"She does. No question of that."
"It 'll wear off, don't you think?"
"I doubt it."
He walked over and stood at her elbow, waiting. Shirley paid him no attention while she finished the long business letter before her, and she would not have turned then if her brother had not said quietly, "A caller is waiting to see you, Miss Townsend."
Then she glanced up, and rose, pulling a glove finger from the forefinger of her right hand before she let the visitor take it. "I still seem to give this finger a bit of extra work," she said smiling.
Brant said a complimentary thing or two in recognition of her businesslike command of the typewriter, and then proceeded to put his case.
As she knew, a November house party was in progress at the Hildreth's country place, eighteen miles out. He and Marian had come in on an errand, and were going back. A particularly jolly evening was in prospect. Somebody had suggested that the Hilles bring Shirley back with them, just for the evening. They felt she owed them that much, after so resolutely declining the original invitation for the entire week. Would she not go? It was a rare evening for early November, the air mild, the moon magnificent, the roads like a floor.

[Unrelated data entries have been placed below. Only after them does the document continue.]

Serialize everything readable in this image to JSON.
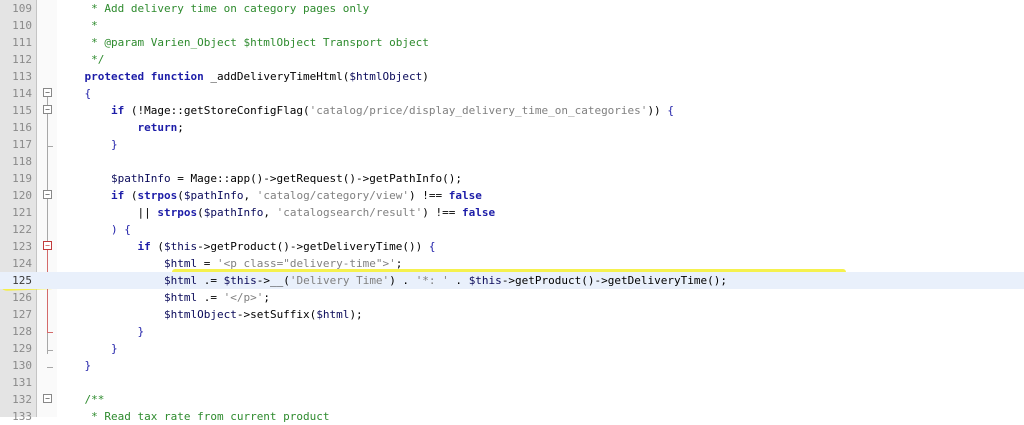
{
  "editor": {
    "lines": [
      {
        "n": "109",
        "s": [
          {
            "t": "     "
          },
          {
            "c": "t-cm",
            "t": "* Add delivery time on category pages only"
          }
        ]
      },
      {
        "n": "110",
        "s": [
          {
            "t": "     "
          },
          {
            "c": "t-cm",
            "t": "*"
          }
        ]
      },
      {
        "n": "111",
        "s": [
          {
            "t": "     "
          },
          {
            "c": "t-cm",
            "t": "* @param Varien_Object $htmlObject Transport object"
          }
        ]
      },
      {
        "n": "112",
        "s": [
          {
            "t": "     "
          },
          {
            "c": "t-cm",
            "t": "*/"
          }
        ]
      },
      {
        "n": "113",
        "s": [
          {
            "t": "    "
          },
          {
            "c": "t-kw",
            "t": "protected function"
          },
          {
            "c": "t-fn",
            "t": " _addDeliveryTimeHtml("
          },
          {
            "c": "t-var",
            "t": "$htmlObject"
          },
          {
            "c": "t-fn",
            "t": ")"
          }
        ]
      },
      {
        "n": "114",
        "s": [
          {
            "t": "    "
          },
          {
            "c": "t-br",
            "t": "{"
          }
        ]
      },
      {
        "n": "115",
        "s": [
          {
            "t": "        "
          },
          {
            "c": "t-kw",
            "t": "if"
          },
          {
            "c": "t-op",
            "t": " (!Mage::getStoreConfigFlag("
          },
          {
            "c": "t-str",
            "t": "'catalog/price/display_delivery_time_on_categories'"
          },
          {
            "c": "t-op",
            "t": ")) "
          },
          {
            "c": "t-br",
            "t": "{"
          }
        ]
      },
      {
        "n": "116",
        "s": [
          {
            "t": "            "
          },
          {
            "c": "t-kw",
            "t": "return"
          },
          {
            "c": "t-op",
            "t": ";"
          }
        ]
      },
      {
        "n": "117",
        "s": [
          {
            "t": "        "
          },
          {
            "c": "t-br",
            "t": "}"
          }
        ]
      },
      {
        "n": "118",
        "s": []
      },
      {
        "n": "119",
        "s": [
          {
            "t": "        "
          },
          {
            "c": "t-var",
            "t": "$pathInfo"
          },
          {
            "c": "t-op",
            "t": " = Mage::app()->getRequest()->getPathInfo();"
          }
        ]
      },
      {
        "n": "120",
        "s": [
          {
            "t": "        "
          },
          {
            "c": "t-kw",
            "t": "if"
          },
          {
            "c": "t-op",
            "t": " ("
          },
          {
            "c": "t-kw",
            "t": "strpos"
          },
          {
            "c": "t-op",
            "t": "("
          },
          {
            "c": "t-var",
            "t": "$pathInfo"
          },
          {
            "c": "t-op",
            "t": ", "
          },
          {
            "c": "t-str",
            "t": "'catalog/category/view'"
          },
          {
            "c": "t-op",
            "t": ") !== "
          },
          {
            "c": "t-kw",
            "t": "false"
          }
        ]
      },
      {
        "n": "121",
        "s": [
          {
            "t": "            "
          },
          {
            "c": "t-op",
            "t": "|| "
          },
          {
            "c": "t-kw",
            "t": "strpos"
          },
          {
            "c": "t-op",
            "t": "("
          },
          {
            "c": "t-var",
            "t": "$pathInfo"
          },
          {
            "c": "t-op",
            "t": ", "
          },
          {
            "c": "t-str",
            "t": "'catalogsearch/result'"
          },
          {
            "c": "t-op",
            "t": ") !== "
          },
          {
            "c": "t-kw",
            "t": "false"
          }
        ]
      },
      {
        "n": "122",
        "s": [
          {
            "t": "        "
          },
          {
            "c": "t-br",
            "t": ") {"
          }
        ]
      },
      {
        "n": "123",
        "s": [
          {
            "t": "            "
          },
          {
            "c": "t-kw",
            "t": "if"
          },
          {
            "c": "t-op",
            "t": " ("
          },
          {
            "c": "t-var",
            "t": "$this"
          },
          {
            "c": "t-op",
            "t": "->getProduct()->getDeliveryTime()) "
          },
          {
            "c": "t-br",
            "t": "{"
          }
        ]
      },
      {
        "n": "124",
        "s": [
          {
            "t": "                "
          },
          {
            "c": "t-var",
            "t": "$html"
          },
          {
            "c": "t-op",
            "t": " = "
          },
          {
            "c": "t-str",
            "t": "'<p class=\"delivery-time\">'"
          },
          {
            "c": "t-op",
            "t": ";"
          }
        ]
      },
      {
        "n": "125",
        "active": true,
        "s": [
          {
            "t": "                "
          },
          {
            "c": "t-var",
            "t": "$html"
          },
          {
            "c": "t-op",
            "t": " .= "
          },
          {
            "c": "t-var",
            "t": "$this"
          },
          {
            "c": "t-op",
            "t": "->__("
          },
          {
            "c": "t-str",
            "t": "'Delivery Time'"
          },
          {
            "c": "t-op",
            "t": ") . "
          },
          {
            "c": "t-str",
            "t": "'*: '"
          },
          {
            "c": "t-op",
            "t": " . "
          },
          {
            "c": "t-var",
            "t": "$this"
          },
          {
            "c": "t-op",
            "t": "->getProduct()->getDeliveryTime();"
          }
        ]
      },
      {
        "n": "126",
        "s": [
          {
            "t": "                "
          },
          {
            "c": "t-var",
            "t": "$html"
          },
          {
            "c": "t-op",
            "t": " .= "
          },
          {
            "c": "t-str",
            "t": "'</p>'"
          },
          {
            "c": "t-op",
            "t": ";"
          }
        ]
      },
      {
        "n": "127",
        "s": [
          {
            "t": "                "
          },
          {
            "c": "t-var",
            "t": "$htmlObject"
          },
          {
            "c": "t-op",
            "t": "->setSuffix("
          },
          {
            "c": "t-var",
            "t": "$html"
          },
          {
            "c": "t-op",
            "t": ");"
          }
        ]
      },
      {
        "n": "128",
        "s": [
          {
            "t": "            "
          },
          {
            "c": "t-br",
            "t": "}"
          }
        ]
      },
      {
        "n": "129",
        "s": [
          {
            "t": "        "
          },
          {
            "c": "t-br",
            "t": "}"
          }
        ]
      },
      {
        "n": "130",
        "s": [
          {
            "t": "    "
          },
          {
            "c": "t-br",
            "t": "}"
          }
        ]
      },
      {
        "n": "131",
        "s": []
      },
      {
        "n": "132",
        "s": [
          {
            "t": "    "
          },
          {
            "c": "t-cm",
            "t": "/**"
          }
        ]
      },
      {
        "n": "133",
        "s": [
          {
            "t": "     "
          },
          {
            "c": "t-cm",
            "t": "* Read tax rate from current product"
          }
        ]
      }
    ]
  },
  "colors": {
    "highlight": "#f3f04a",
    "keyword": "#1d1da8",
    "comment": "#2e8b2e",
    "string": "#808080"
  }
}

The Hildreths wanted her to stay the night; but Brant would rise with the lark and bring her back to town before breakfast, that she might not miss so much as a semicolon of her day's work. Or--as Shirley continued to look doubtful--he urged that, if she preferred, he would actually get her back to-night. Some of the married people would drive in with them for the sake of the run in the moonlight. Please!
"Go, Shirley, and have a fine time," said her brother.
She was only human--and a girl--after all, and after many weeks of close and serious work the prospect of the little spin of an hour's duration, with the "jolly evening," appealed to her. Smiling at Brant's last proposition, Shirley yielded.